Je crois profondément au choix par les élèves des outils technologiques à utiliser pour une tâche. Dès qu’un élève exprime une volonté d’utiliser un outil spécifique pour réaliser un projet, il est stratégique de le lui permettre car on encourage ainsi son sentiment d’accomplissement et ceci a un effet positif sur son estime de soi.

S’ils sont habiles avec un outil, ils seront motivés de l’utiliser.

Est-ce donc ainsi pour tout? Doit-on simplement demander aux élèves s’ils veulent changer un outil au moment de faire un choix stratégique? Prenons le cas des outils organisationnels car c’est bien entendu notre spécialité chez Studyo.

On se fait parfois répondre lors de discussions que les élèves sont “satisfaits” d’utiliser les outils auxquels ils ont accès. Qu’ils ne veulent pas d’un “agenda numérique”. Qu’ils ont déjà des calendriers, portails, gestionnaires de tâches ou même des agendas en papier et qu’ils s’en sortent très bien. Ils n’ont pas exprimé le besoin de changer. Comme je suis tout à fait pour le fait d’encourager cela, ce serait difficile de contredire ces personnes, non ? Mais qu’en est-il des outils que les élèves ne connaissent pas ou connaissent que peu ? Sauront-ils discerner entre l’habitude et les avantages d’un outil potentiellement plus intéressant pour eux ?

Étudions un cas. J’ai rencontré aujourd’hui une élève exceptionnelle. Une fanatique de l’agenda en papier qui était déjà bien organisée. Il y a un certain temps, elle n’aurait jamais envisagé d’utiliser autre chose. Manquait-elle de confiance en la technologie? Avait-elle utilisé un autre outil qui ne répondait pas à ses attentes? Qui sait. Ce qui est clair, c’est qu’elle ne voulait pas d’un agenda “électronique”. Appelons la Emma.
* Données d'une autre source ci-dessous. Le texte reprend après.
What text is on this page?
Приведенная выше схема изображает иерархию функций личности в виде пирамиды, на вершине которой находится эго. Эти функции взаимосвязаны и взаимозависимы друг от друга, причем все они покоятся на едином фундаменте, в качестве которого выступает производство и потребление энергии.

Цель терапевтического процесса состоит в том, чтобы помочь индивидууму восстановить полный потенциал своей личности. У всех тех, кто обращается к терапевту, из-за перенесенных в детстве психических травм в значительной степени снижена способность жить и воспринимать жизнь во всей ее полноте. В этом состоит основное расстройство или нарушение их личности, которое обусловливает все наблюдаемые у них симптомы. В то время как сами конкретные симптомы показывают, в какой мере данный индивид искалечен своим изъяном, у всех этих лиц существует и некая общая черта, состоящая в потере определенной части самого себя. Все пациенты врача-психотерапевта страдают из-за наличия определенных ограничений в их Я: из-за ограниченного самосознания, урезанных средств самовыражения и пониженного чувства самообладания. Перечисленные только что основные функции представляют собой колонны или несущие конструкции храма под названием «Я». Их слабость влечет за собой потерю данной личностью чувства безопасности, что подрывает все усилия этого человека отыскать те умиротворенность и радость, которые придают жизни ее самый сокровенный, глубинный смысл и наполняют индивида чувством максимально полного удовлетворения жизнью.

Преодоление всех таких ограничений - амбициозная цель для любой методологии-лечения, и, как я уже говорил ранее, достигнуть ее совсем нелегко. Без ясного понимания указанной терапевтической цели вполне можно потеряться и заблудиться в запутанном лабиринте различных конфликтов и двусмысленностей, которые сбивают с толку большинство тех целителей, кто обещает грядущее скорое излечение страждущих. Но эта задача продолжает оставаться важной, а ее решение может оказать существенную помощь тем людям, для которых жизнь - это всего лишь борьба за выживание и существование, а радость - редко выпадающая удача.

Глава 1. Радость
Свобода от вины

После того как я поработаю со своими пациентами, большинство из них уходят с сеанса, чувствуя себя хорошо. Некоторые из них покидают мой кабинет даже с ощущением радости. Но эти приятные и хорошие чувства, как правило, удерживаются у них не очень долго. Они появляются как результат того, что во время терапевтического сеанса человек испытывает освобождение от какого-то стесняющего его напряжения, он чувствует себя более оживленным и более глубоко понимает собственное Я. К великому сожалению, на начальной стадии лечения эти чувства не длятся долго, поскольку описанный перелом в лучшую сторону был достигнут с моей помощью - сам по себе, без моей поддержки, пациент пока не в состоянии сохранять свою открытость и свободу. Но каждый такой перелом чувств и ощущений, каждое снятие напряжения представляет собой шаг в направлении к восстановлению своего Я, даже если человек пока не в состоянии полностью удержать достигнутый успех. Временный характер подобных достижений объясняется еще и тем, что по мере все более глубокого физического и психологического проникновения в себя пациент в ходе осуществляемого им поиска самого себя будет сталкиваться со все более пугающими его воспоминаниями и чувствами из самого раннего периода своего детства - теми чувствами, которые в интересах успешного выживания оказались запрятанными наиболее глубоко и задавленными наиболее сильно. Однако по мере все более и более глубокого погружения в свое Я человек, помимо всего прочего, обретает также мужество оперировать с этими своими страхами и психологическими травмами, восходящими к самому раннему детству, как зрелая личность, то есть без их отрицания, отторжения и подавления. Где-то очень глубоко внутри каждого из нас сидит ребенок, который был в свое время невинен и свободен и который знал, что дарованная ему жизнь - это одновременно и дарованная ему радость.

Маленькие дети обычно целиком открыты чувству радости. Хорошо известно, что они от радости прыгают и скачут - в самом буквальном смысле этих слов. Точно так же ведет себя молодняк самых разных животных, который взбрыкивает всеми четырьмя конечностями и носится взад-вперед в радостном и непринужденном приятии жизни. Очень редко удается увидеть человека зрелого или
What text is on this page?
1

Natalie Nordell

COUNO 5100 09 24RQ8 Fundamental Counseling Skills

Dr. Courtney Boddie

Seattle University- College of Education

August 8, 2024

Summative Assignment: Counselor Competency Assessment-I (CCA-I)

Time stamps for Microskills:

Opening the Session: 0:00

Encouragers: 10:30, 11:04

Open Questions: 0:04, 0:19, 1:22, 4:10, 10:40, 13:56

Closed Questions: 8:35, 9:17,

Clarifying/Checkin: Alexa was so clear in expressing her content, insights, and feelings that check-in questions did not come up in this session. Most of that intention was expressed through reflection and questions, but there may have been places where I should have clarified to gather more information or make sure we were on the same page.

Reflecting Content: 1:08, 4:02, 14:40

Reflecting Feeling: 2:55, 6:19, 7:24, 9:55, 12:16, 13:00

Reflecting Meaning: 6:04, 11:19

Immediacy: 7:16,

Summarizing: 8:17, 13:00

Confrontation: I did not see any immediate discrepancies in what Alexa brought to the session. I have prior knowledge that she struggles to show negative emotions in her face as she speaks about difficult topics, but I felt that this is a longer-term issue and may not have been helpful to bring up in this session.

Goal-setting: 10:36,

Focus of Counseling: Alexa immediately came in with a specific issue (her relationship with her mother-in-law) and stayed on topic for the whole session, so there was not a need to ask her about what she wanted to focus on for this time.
Emma est une fille très très organisée et qui n’a pas la langue dans sa poche. Elle sait manifester son mécontentement à l’égard d’un outil et l’agenda numérique ne lui tentait pas du tout. Mais un jour, quand son collègue Justin lui a dit « Tu n’utilises pas Studyo? Mais voyons! Studyo, c’est la vie! * » elle a reconsidéré et débuté son exploration… Elle a découvert que si elle se servait mieux de Studyo, qu’elle pouvait fare des choses que son agenda papier ne lui permettait pas. D’abord, pas besoin de passer deux heures à inscrire tous ses cours et ses jours-cycles. Ensuite, la vue des tâches lui montrait toujours l’ensemble de toutes ses tâches, plus besoin de feuilleter les pages. La ligne du temps lui permettait de tout voir et même de choisir quand elle allait travailler chaque projet. Elle s’est mise à “séquencer” ses tâches, soit de planifier les étapes requises pour chacune d’elles. On parle ici de méta-cognition à son meilleur. Penser à chaque tâche et au meilleur moment de la réaliser et comment la subdiviser en étapes plus simples. Vraiment, c’est à donner des frissons.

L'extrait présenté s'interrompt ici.